Derniers poèmes et je range
mes crayons... Vous l'avez compris, c'était il y a longtemps,
avant même les premières avaries. Je vide le cendrier et
la dernière page et j'attends le nouvel équipage pour
lui tendre la main maculée d'encre sympathique. L'heure de la
retraite a sonné à l'horloge argentée, tout l'étage
est venu comme pour me saluer, même madame Redingote a tenu à
m'embrasser. Le questeur a parlé en ouvrant ses classeurs, les
stagiaires ont ri lorsque la porte a grincé, puis un verre de
champagne, enfin, de mousseux où se trempent des doigts et des
langues de chats, un paquet mal ficelé que j'aurai aimé
prendre dans tes bras.
Je suis parti comme j'étais
entré sans parler, et mes doigts se démêlent de
ce qui ne les regardent pas, le papier se peint de fleurs dérangées,
la pendule louche encore de la même aiguille à tricoter,
la fenêtre est sans doute fermée à cause des courants
d'air, le néon et les postillons de la machine à café
ne me le pardonnent toujours pas.
La dernière
nuit
A: Tu as déjà
lu des livres de science fiction, toi ?
B: Bah, Oui !, pour qui me prends-tu ? Et toi ?

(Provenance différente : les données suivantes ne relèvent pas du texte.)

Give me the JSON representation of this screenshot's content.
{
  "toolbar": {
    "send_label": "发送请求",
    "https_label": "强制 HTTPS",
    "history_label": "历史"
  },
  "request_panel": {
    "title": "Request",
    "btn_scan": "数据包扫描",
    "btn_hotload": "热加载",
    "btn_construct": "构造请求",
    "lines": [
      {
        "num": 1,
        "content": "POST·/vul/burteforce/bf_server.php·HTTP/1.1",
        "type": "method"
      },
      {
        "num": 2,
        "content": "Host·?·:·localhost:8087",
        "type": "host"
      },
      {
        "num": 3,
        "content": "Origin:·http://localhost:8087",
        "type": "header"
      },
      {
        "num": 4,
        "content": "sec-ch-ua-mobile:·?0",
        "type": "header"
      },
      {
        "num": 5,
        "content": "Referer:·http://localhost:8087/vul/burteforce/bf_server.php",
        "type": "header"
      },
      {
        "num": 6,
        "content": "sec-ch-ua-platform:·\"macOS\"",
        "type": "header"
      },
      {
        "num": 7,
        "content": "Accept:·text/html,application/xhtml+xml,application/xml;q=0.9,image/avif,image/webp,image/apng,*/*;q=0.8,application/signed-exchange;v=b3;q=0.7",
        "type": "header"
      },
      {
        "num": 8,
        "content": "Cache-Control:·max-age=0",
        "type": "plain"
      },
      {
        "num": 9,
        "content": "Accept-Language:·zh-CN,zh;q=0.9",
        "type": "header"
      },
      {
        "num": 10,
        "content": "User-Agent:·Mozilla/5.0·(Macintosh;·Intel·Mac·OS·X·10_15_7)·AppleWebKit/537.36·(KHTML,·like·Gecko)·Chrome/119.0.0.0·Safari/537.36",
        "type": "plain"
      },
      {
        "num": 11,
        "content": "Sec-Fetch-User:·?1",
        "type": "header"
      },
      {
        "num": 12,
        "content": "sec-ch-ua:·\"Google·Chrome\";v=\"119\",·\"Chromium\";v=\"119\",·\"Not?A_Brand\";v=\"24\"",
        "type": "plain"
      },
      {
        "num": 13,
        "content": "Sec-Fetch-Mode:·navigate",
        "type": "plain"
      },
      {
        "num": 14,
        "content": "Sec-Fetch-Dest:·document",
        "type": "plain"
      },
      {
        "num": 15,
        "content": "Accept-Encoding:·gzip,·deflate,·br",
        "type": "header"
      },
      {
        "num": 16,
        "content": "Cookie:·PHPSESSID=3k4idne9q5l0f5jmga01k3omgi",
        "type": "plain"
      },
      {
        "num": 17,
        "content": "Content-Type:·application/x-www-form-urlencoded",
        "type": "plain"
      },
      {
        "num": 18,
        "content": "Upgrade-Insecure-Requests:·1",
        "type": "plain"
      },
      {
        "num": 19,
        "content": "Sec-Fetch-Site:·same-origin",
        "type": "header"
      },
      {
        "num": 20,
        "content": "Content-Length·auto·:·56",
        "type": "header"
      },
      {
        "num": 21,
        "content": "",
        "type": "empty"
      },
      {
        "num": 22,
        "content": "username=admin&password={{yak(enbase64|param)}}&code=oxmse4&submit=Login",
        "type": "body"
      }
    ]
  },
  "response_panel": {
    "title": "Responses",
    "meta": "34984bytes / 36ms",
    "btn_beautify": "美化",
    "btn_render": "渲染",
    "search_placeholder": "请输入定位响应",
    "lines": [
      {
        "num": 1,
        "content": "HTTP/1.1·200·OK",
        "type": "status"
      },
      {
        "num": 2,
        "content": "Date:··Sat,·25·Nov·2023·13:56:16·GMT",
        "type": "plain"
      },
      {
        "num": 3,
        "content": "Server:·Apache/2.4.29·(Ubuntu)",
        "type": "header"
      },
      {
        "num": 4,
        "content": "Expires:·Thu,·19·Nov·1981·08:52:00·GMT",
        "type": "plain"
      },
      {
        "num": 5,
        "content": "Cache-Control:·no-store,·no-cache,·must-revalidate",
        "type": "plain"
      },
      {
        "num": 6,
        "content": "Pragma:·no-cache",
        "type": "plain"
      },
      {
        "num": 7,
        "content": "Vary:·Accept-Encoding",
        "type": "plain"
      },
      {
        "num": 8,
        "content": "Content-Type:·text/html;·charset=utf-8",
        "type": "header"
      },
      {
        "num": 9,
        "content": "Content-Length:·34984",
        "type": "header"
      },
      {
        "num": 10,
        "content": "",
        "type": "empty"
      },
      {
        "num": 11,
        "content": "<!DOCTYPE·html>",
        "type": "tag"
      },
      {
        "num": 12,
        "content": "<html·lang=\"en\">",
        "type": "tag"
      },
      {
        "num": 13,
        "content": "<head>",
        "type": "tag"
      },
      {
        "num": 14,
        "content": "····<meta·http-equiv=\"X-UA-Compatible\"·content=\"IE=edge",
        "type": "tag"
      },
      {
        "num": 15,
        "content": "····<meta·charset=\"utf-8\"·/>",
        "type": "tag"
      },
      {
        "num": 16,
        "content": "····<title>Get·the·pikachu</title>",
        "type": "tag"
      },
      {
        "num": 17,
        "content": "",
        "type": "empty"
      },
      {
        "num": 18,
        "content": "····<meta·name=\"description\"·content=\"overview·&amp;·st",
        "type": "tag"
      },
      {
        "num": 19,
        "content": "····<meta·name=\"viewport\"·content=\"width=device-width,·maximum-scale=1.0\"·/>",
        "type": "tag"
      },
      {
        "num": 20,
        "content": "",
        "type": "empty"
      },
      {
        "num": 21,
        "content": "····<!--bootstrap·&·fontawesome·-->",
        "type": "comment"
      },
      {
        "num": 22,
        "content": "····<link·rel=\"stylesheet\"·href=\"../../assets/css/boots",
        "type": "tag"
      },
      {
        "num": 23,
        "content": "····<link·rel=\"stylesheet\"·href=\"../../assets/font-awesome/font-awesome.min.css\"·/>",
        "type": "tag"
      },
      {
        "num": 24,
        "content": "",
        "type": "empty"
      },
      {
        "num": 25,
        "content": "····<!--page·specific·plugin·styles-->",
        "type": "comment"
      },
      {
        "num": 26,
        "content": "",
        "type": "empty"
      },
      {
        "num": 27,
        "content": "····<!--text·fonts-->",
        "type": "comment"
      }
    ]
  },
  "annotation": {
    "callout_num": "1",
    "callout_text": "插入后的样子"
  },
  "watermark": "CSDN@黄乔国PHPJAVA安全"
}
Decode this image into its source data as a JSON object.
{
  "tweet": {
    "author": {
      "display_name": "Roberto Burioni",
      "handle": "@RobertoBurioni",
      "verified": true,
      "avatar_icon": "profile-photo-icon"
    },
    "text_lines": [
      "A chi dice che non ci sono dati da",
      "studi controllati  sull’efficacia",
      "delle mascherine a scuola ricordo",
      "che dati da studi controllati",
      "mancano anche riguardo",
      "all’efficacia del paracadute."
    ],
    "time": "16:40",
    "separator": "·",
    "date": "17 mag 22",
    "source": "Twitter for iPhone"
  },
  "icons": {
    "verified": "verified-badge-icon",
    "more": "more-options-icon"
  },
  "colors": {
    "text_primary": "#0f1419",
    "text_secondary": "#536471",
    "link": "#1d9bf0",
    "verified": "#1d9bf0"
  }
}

A: Jamais, et c'est bien ?
B: Evidemment, c'est génial, surtout les effets spéciaux.
A: C'est comment ?
B: Spécial.
A: Et tu as lu quoi ?
B: Le Petit Prince.
A: Vas-y, raconte-moi, l'histoire et les effets spéciaux.
B: Ca ne se raconte pas, y'a un petit prince sur une planète...
A: Et les effets spéciaux ?
B: C'est quand il dessine un mouton.
A: Moi, ça me fait rêver. Regarde les étoiles dans
le ciel, c'est un ciel de science-fiction, ça!
B: Comment peux-tu le dire, tu n'en lis jamais ?
A: J'imagine que la science-fiction, c'est avec des étoiles,
toute une pincée parsemée sur un voile noir et avec mon
doigt, je fais l'omnibus galactique...
B: Avec un aquarium sur la tête, tu as l'air d'un astronaute de
triste augure, tu parles sans savoir, tu veux que je t'en dise des secrets
?
A: Des vrais secrets, alors.
B: De l'intersidéral.
A: Vas-y...
B: Tu as entendu parler des étoiles filantes ?
A: Non, c'est quoi ?
B: Tu vois les étoiles, elles sont comme des diamants punaisés
sur un mur qui n'existe pas et, parfois, elles se décrochent
et si tu en vois une, tu fais un vu et il se réalise.
A: Là-bas, sur la colline, c'est une étoile, une filante!
Regarde, elle passe derrière un arbre!
B: Mais non, c'est une voiture qui traverse le bois, c'est la route
d'Arkham que tu vois et sur la colline, la petite étoile, c'est
la maison du Père Morlock. Une étoile filante, ça
ne vient pas comme ça, il faut l'attendre, scruter le ciel pendant
des heures et puis elle apparaît.
A: C'est assez comme attente ?
B: Pas assez!
A: Et maintenant ?
B: Pas encore et si tu parles tout le temps, elles ne tomberont pas.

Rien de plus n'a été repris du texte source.